Kevin
Kevin

Reputation: 25269

mongoose discriminators behavior

I have a few questions about mongoose discriminators.

Do they support multiple levels of inheritance? Like Model C inherits Model B which inherits Model A? From reading the documentation it doesn't appear this is possible, it explains only one level of inheritance, e.g. I have a generic event and then I have specific event types under that.

Is it possible to query for all matching discriminator types in a query? E.g. have a base Event, and I have specific event like a ClickEvent and BrowseEvent. And maybe the base event has a user_id field and a timestamp. And I want both click and browse events that happened in the last 1 hour by a specific user. Is that possible? The documentation goes out of its way to explain that the various finder methods are discriminator aware, which it defines as meaning they automatically select the right kind object based on how it was queried. E.g. ClickEvent.findOne returns only click events.
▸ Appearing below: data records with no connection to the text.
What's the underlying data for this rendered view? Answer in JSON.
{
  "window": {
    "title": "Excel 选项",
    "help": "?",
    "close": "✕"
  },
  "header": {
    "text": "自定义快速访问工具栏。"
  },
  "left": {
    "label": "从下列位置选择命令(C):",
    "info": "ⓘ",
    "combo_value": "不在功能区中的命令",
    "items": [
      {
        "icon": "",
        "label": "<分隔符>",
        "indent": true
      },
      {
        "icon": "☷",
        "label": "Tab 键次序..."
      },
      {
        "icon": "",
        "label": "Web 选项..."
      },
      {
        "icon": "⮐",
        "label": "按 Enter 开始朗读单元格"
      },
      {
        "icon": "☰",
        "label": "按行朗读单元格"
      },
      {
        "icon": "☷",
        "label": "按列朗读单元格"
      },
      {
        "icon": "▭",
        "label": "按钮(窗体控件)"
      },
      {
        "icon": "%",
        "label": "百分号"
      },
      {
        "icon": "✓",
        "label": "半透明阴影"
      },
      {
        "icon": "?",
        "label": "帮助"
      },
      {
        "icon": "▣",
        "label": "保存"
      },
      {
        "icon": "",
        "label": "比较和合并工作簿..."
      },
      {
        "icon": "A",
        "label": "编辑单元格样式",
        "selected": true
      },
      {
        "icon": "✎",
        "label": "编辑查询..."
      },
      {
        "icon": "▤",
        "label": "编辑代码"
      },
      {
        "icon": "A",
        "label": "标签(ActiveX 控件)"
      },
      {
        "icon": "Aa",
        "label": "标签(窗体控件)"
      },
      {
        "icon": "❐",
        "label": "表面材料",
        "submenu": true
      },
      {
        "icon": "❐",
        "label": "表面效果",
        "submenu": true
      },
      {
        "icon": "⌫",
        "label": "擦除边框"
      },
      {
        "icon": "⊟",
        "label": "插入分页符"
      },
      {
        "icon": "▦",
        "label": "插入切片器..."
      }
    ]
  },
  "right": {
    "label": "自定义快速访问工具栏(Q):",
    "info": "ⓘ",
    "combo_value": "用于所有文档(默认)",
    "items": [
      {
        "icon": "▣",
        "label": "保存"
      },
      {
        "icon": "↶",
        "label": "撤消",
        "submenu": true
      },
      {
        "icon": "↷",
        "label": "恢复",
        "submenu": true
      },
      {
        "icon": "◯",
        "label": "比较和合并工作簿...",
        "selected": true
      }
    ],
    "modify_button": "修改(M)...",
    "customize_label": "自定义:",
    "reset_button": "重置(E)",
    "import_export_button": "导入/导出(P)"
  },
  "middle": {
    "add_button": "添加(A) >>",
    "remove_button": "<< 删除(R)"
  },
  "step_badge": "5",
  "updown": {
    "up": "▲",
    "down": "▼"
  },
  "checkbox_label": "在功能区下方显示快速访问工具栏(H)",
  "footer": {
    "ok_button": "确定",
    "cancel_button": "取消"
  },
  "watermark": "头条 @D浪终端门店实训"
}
Ok fair enough, but does GenericEvent.findOne return all events, or just generic events?

Upvotes: 2

Views: 2390

Answers (2)

shontauro
shontauro

Reputation: 1822

This is an example about how to define different discriminators:

var mongoose = require("mongoose");
var Schema = mongoose.Schema;
var Business = require('../models/business');
var BusinessProductCategory = require('../models/businessProductCategory');
var MasterProduct = require('../models/masterProduct');

var common = require('../middlewares/common');

var nameMinLength = [3, 'The value of path `{PATH}` (`{VALUE}`) is shorter than the minimum allowed length ({MINLENGTH}).'];

var options = {discriminatorKey: 'kind'};

var businessProductSchema = mongoose.Schema({
    business: {type: Schema.Types.ObjectId, ref: 'Business'},
    productPrices: [{
        value: {type: Number, required: true},
        currency: {type: String, required: true},
        description: {type: String, required: true},
        createdAt: {type: Date, default: Date.now, required: true},
        updatedAt: {type: Date, default: Date.now, required: true}
    }],
    is_show_in_store: {type: Boolean, default: true, required: true},
    record_status: {type: String, enum: ['active', 'archived'], required: true, default: 'active'},
}, options);

businessProductSchema.post('save', common.handlerMongoErrors);
businessProductSchema.post('update', common.handlerMongoErrors);

var BusinessProduct = mongoose.model("BusinessProduct", businessProductSchema);

var ManagedProduct = BusinessProduct.discriminator('ManagedProduct', new mongoose.Schema({
    master_product: {type: Schema.Types.ObjectId, ref: 'MasterProduct'},
}), options);

var LocalProduct = BusinessProduct.discriminator('LocalProduct', new mongoose.Schema({
    name: {type: String, required: true, minlength: nameMinLength},
    description: {type: String},
    primary_category: {type: Schema.Types.ObjectId, ref: 'BusinessProductCategory'},
    brand: {type: String, required: true},
    created_at: {type: Date, required: true},
    updated_at: {type: Date, required: true},
}, options));

module.exports = {BusinessProduct: BusinessProduct, ManagedProduct: ManagedProduct, LocalProduct: LocalProduct};

You can query all the documents using the ParentModel in the find() method, if you use a child in the find() method so you will filter only the types of the child used to call the find.

Upvotes: 2

Kevin
Kevin

Reputation: 25269

So for lack of answers, I decided to stop being lazy and write a program to test out the behavior. So what I found is that if you try to have an inheritance chain it throws an error along the lines of Discriminator "Derived2" can only be a discriminator of the root model. So you can only have a Base schema and then Derived schemas from that Base. However, if you query using Base.findOne you'll find any derived type.